Bunkers and Hurriyat
By pulling down bunkers Govt has confirmed the nonviolent nature of separatist movement; Hurriyat should think of a radical bargain strategy.
The move may not evoke overwhelming applaud because such gestures in past have never moved beyond symbolism. However the step, if carried forward in tandem with political initiatives, is bound to create a real goodwill on ground. At a time when even the Chief Minister Omar Abdullah shares concern with separatists at least on troop-cut in Kashmir, New Delhi critically needs to translate such gestures into productive actions. Lot of symbolism in past has culminated on more trouble; this is the time when words flying down from Delhi should sound not just true but should also appear true on ground.
Removal of bunkers from populated areas is in fact part of the eight-point proposal that came up after at least forty lawmakers from India visited Kashmir at the height of political and administrative breakdown. This had been proposed by the all party delegation that recently visited the troubled Valley. Syed Ali Geelani and Mirwaiz Umar have yet again given out an ill-calibrated response. Rejecting anything or everything that comes from Delhi has been a wanton practice in Kashmir’s separatist politics. Rather than dismissing the removal of bunkers as eyewash the separatists should have welcomed it and thrown a challenge before the state government by identifying more such spots where they want a sort of ‘local demilitarization’.
True the state apparatus in J&K has an undemocratic and authoritarian demeanor but the separatist camp must do some rethink over the need to have a bargain strategy. States, they must understand, cannot be outsmarted by street campaigns. And, the states concede, neither to armed rebellions nor to street fighting. A strong state concedes only to a stronger state.
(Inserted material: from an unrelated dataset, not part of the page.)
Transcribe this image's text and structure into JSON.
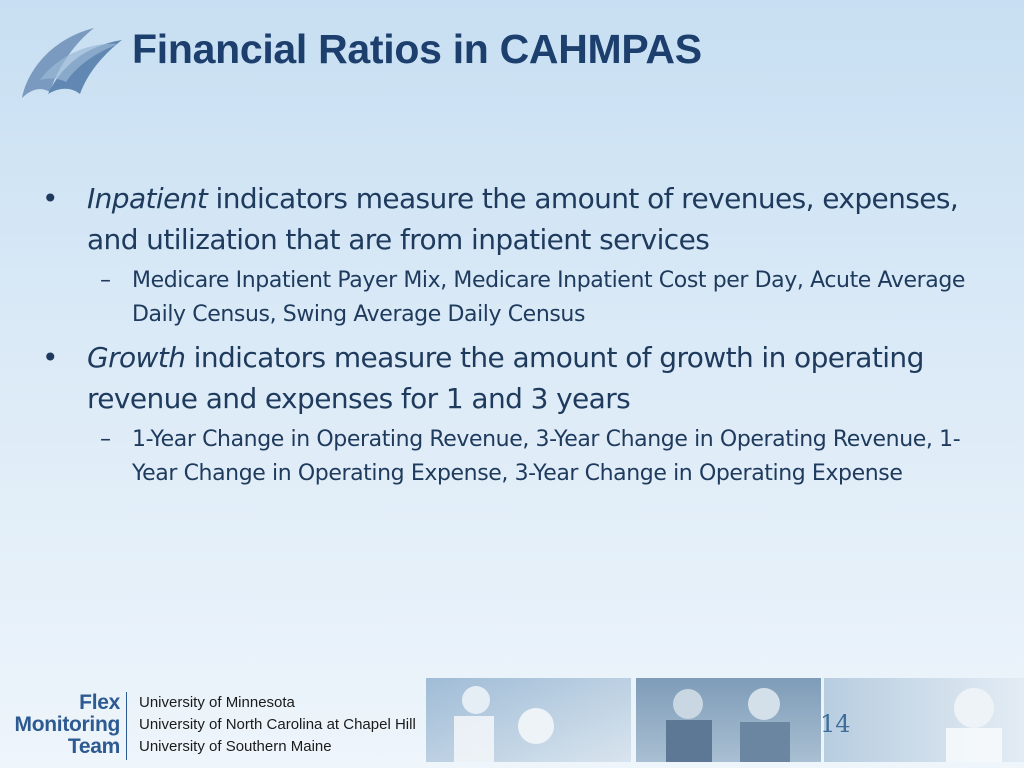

However, by organizing enough moral isolation to the state, the people can force it to think. This much has been achieved by Geelani and the next step is to bargain. But the political culture Hurriyat has grown used to is not of bargain, it is of confrontation or tacit reconciliation. Even if New Delhi’s latest CBM in the form of removing some bunkers is not a sincere initiative, this could not be scotched by a handout. When you mark a transition from militancy to politics, the battle should define the collusion of ideas not egos. As compared to state government Hurriyat Conference enjoy social sanctity for variety of reasons. It should not, therefore, shy away from adopting a radical bargain strategy. The engagement with New Delhi should be unzipped from the confines of accepting or rejecting something. But, to acquire a bargain strategy the institution of dialogue has to be recognized in spite of past abortions. Syed Ali Geelani has already moved a step by proposing CBMs; he can walk an extra mile by pin pointing the security installation that need be removed. This would give credence to the process of conciliation and the authorities in Delhi would start thinking afresh on the CBMs that may be following.